When users sign in to the workspace to run scripts or for development, the user's context permissions allow read/write access on the primary storage.

Azure Synapse Analytics fine-grained data access control using access control lists

When you set up data lake access control, some organizations require granular level access. They might have sensitive data that can't be seen by some groups in the organization. Azure RBAC allows read or write at the storage account and container level only. With ACLs, you can set up fine-grained access control at the folder and file level to allow read/write on a subset of data for specific groups.

Considerations when using Spark tables

When you use Apache Spark tables in Spark pool, it creates a warehouse folder. The folder is in the root of the container in the workspace primary storage:

synapse/workspaces/{workspaceName}/warehouse

If you plan to create Apache Spark tables in Azure Synapse Spark pool, grant write permission on the warehouse folder for the group running the command that creates the Spark table.

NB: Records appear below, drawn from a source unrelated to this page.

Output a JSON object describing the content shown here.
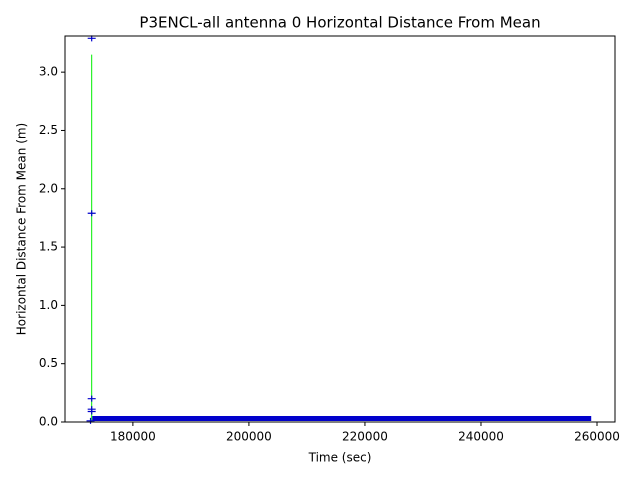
{
  "chart_data": {
    "type": "scatter",
    "title": "P3ENCL-all antenna 0 Horizontal Distance From Mean",
    "xlabel": "Time (sec)",
    "ylabel": "Horizontal Distance From Mean (m)",
    "xlim": [
      168300,
      263100
    ],
    "ylim": [
      0,
      3.31
    ],
    "xticks": [
      180000,
      200000,
      220000,
      240000,
      260000
    ],
    "yticks": [
      {
        "value": 0,
        "label": "0.0"
      },
      {
        "value": 0.5,
        "label": "0.5"
      },
      {
        "value": 1,
        "label": "1.0"
      },
      {
        "value": 1.5,
        "label": "1.5"
      },
      {
        "value": 2,
        "label": "2.0"
      },
      {
        "value": 2.5,
        "label": "2.5"
      },
      {
        "value": 3,
        "label": "3.0"
      }
    ],
    "series": [
      {
        "style": "line",
        "color": "#00ee00",
        "x": [
          172900,
          172900
        ],
        "values": [
          0,
          3.15
        ]
      },
      {
        "style": "band",
        "color": "#0000cc",
        "x": [
          173000,
          175000,
          177000,
          179000,
          181000,
          183000,
          185000,
          187000,
          189000,
          191000,
          193000,
          195000,
          197000,
          199000,
          201000,
          203000,
          205000,
          207000,
          209000,
          211000,
          213000,
          215000,
          217000,
          219000,
          221000,
          223000,
          225000,
          227000,
          229000,
          231000,
          233000,
          235000,
          237000,
          239000,
          241000,
          243000,
          245000,
          247000,
          249000,
          251000,
          253000,
          255000,
          257000,
          259000
        ],
        "values": [
          0.03,
          0.03,
          0.03,
          0.03,
          0.03,
          0.03,
          0.03,
          0.03,
          0.03,
          0.03,
          0.03,
          0.03,
          0.03,
          0.03,
          0.03,
          0.03,
          0.03,
          0.03,
          0.03,
          0.03,
          0.03,
          0.03,
          0.03,
          0.03,
          0.03,
          0.03,
          0.03,
          0.03,
          0.03,
          0.03,
          0.03,
          0.03,
          0.03,
          0.03,
          0.03,
          0.03,
          0.03,
          0.03,
          0.03,
          0.03,
          0.03,
          0.03,
          0.03,
          0.03
        ]
      },
      {
        "style": "marker",
        "color": "#0000cc",
        "x": [
          172900,
          172900,
          172900,
          172900,
          172900,
          172700
        ],
        "values": [
          3.29,
          1.79,
          0.2,
          0.11,
          0.09,
          0.01
        ]
      }
    ]
  }
}
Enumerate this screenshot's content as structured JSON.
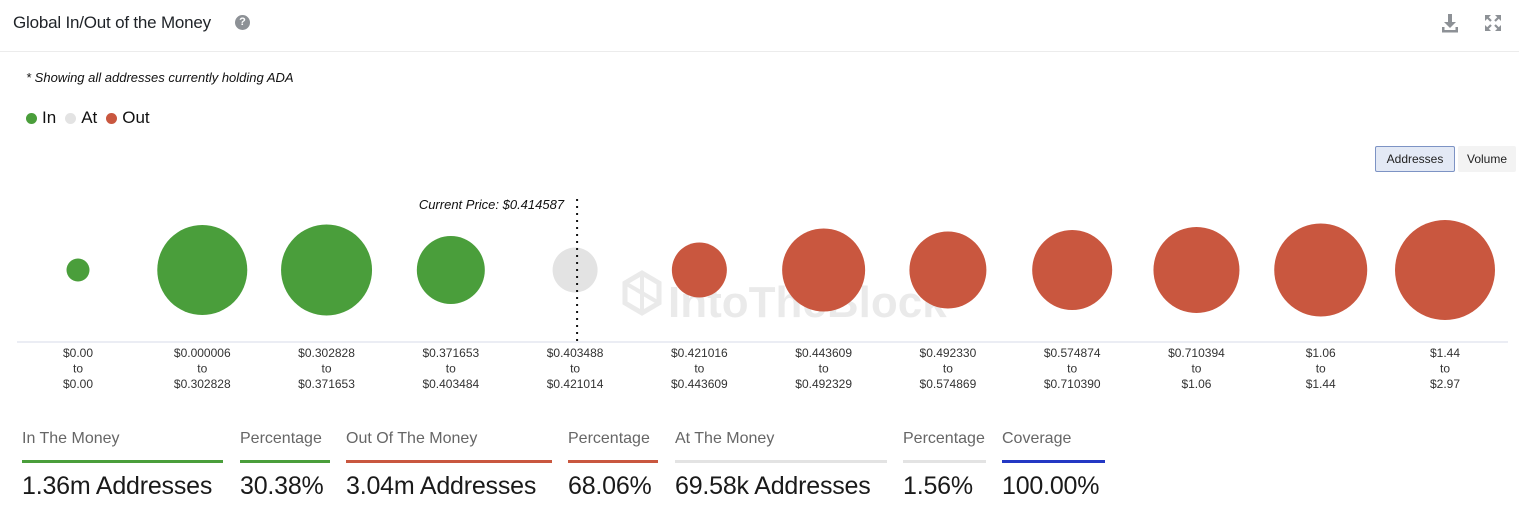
{
  "header": {
    "title": "Global In/Out of the Money",
    "help_icon": "question-circle-icon",
    "download_icon": "download-icon",
    "expand_icon": "expand-arrows-icon"
  },
  "note": "* Showing all addresses currently holding ADA",
  "legend": [
    {
      "label": "In",
      "color": "#4a9e3b"
    },
    {
      "label": "At",
      "color": "#e3e3e3"
    },
    {
      "label": "Out",
      "color": "#c9573f"
    }
  ],
  "toggles": {
    "addresses": "Addresses",
    "volume": "Volume",
    "selected": "Addresses"
  },
  "watermark": "IntoTheBlock",
  "chart_data": {
    "type": "bubble",
    "current_price_label": "Current Price: $0.414587",
    "current_price_after_index": 4,
    "categories": [
      {
        "from": "$0.00",
        "to": "$0.00",
        "status": "In",
        "relative_size": 0.23
      },
      {
        "from": "$0.000006",
        "to": "$0.302828",
        "status": "In",
        "relative_size": 0.9
      },
      {
        "from": "$0.302828",
        "to": "$0.371653",
        "status": "In",
        "relative_size": 0.91
      },
      {
        "from": "$0.371653",
        "to": "$0.403484",
        "status": "In",
        "relative_size": 0.68
      },
      {
        "from": "$0.403488",
        "to": "$0.421014",
        "status": "At",
        "relative_size": 0.45
      },
      {
        "from": "$0.421016",
        "to": "$0.443609",
        "status": "Out",
        "relative_size": 0.55
      },
      {
        "from": "$0.443609",
        "to": "$0.492329",
        "status": "Out",
        "relative_size": 0.83
      },
      {
        "from": "$0.492330",
        "to": "$0.574869",
        "status": "Out",
        "relative_size": 0.77
      },
      {
        "from": "$0.574874",
        "to": "$0.710390",
        "status": "Out",
        "relative_size": 0.8
      },
      {
        "from": "$0.710394",
        "to": "$1.06",
        "status": "Out",
        "relative_size": 0.86
      },
      {
        "from": "$1.06",
        "to": "$1.44",
        "status": "Out",
        "relative_size": 0.93
      },
      {
        "from": "$1.44",
        "to": "$2.97",
        "status": "Out",
        "relative_size": 1.0
      }
    ],
    "range_joiner": "to",
    "colors": {
      "In": "#4a9e3b",
      "At": "#e3e3e3",
      "Out": "#c9573f"
    }
  },
  "stats": [
    {
      "label": "In The Money",
      "value": "1.36m Addresses",
      "color": "#4a9e3b"
    },
    {
      "label": "Percentage",
      "value": "30.38%",
      "color": "#4a9e3b"
    },
    {
      "label": "Out Of The Money",
      "value": "3.04m Addresses",
      "color": "#c9573f"
    },
    {
      "label": "Percentage",
      "value": "68.06%",
      "color": "#c9573f"
    },
    {
      "label": "At The Money",
      "value": "69.58k Addresses",
      "color": "#e3e3e3"
    },
    {
      "label": "Percentage",
      "value": "1.56%",
      "color": "#e3e3e3"
    },
    {
      "label": "Coverage",
      "value": "100.00%",
      "color": "#2338c4"
    }
  ]
}
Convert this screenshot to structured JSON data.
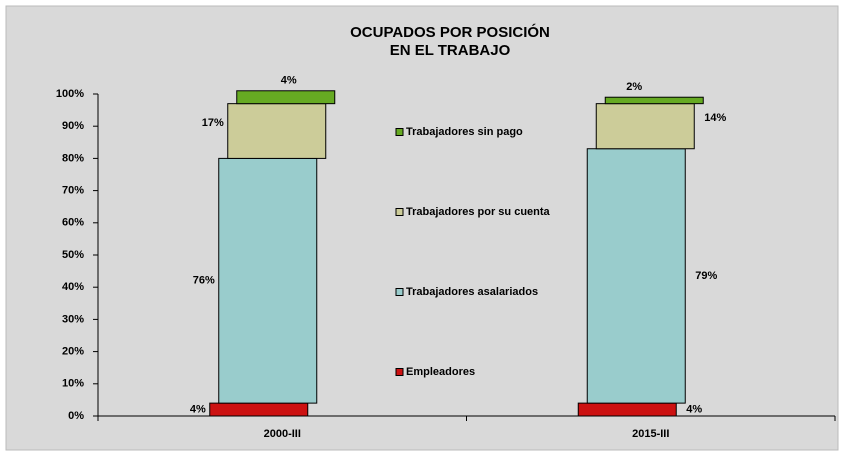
{
  "chart_data": {
    "type": "bar",
    "stacked": true,
    "title": [
      "OCUPADOS POR POSICIÓN",
      "EN EL TRABAJO"
    ],
    "categories": [
      "2000-III",
      "2015-III"
    ],
    "series": [
      {
        "name": "Empleadores",
        "color": "#cc1111",
        "values": [
          4,
          4
        ],
        "value_labels": [
          "4%",
          "4%"
        ]
      },
      {
        "name": "Trabajadores asalariados",
        "color": "#99cccc",
        "values": [
          76,
          79
        ],
        "value_labels": [
          "76%",
          "79%"
        ]
      },
      {
        "name": "Trabajadores por su cuenta",
        "color": "#cccc99",
        "values": [
          17,
          14
        ],
        "value_labels": [
          "17%",
          "14%"
        ]
      },
      {
        "name": "Trabajadores sin pago",
        "color": "#66aa22",
        "values": [
          4,
          2
        ],
        "value_labels": [
          "4%",
          "2%"
        ]
      }
    ],
    "ylim": [
      0,
      100
    ],
    "yticks": [
      {
        "value": 0,
        "label": "0%"
      },
      {
        "value": 10,
        "label": "10%"
      },
      {
        "value": 20,
        "label": "20%"
      },
      {
        "value": 30,
        "label": "30%"
      },
      {
        "value": 40,
        "label": "40%"
      },
      {
        "value": 50,
        "label": "50%"
      },
      {
        "value": 60,
        "label": "60%"
      },
      {
        "value": 70,
        "label": "70%"
      },
      {
        "value": 80,
        "label": "80%"
      },
      {
        "value": 90,
        "label": "90%"
      },
      {
        "value": 100,
        "label": "100%"
      }
    ],
    "grid": false
  }
}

If the command runs through a triggered job in a pipeline, grant write permission to the workspace MSI.

This example creates a Spark table:

df.write.saveAsTable("table01")

For more information, see How to set up access control for your synapse workspace.

Summary of Azure Data Lake access

No single approach to managing data lake access suits everyone. A major benefit of a data lake is to provide friction-free access to data. In practice, different organizations want different levels of governance and control over their data. Some organizations have a centralized team to manage access and provision groups under rigorous internal controls. Other organizations are more agile and have decentralized control. Choose the approach that meets your level of governance. Your choice shouldn't result in undue delays or friction in gaining access to data.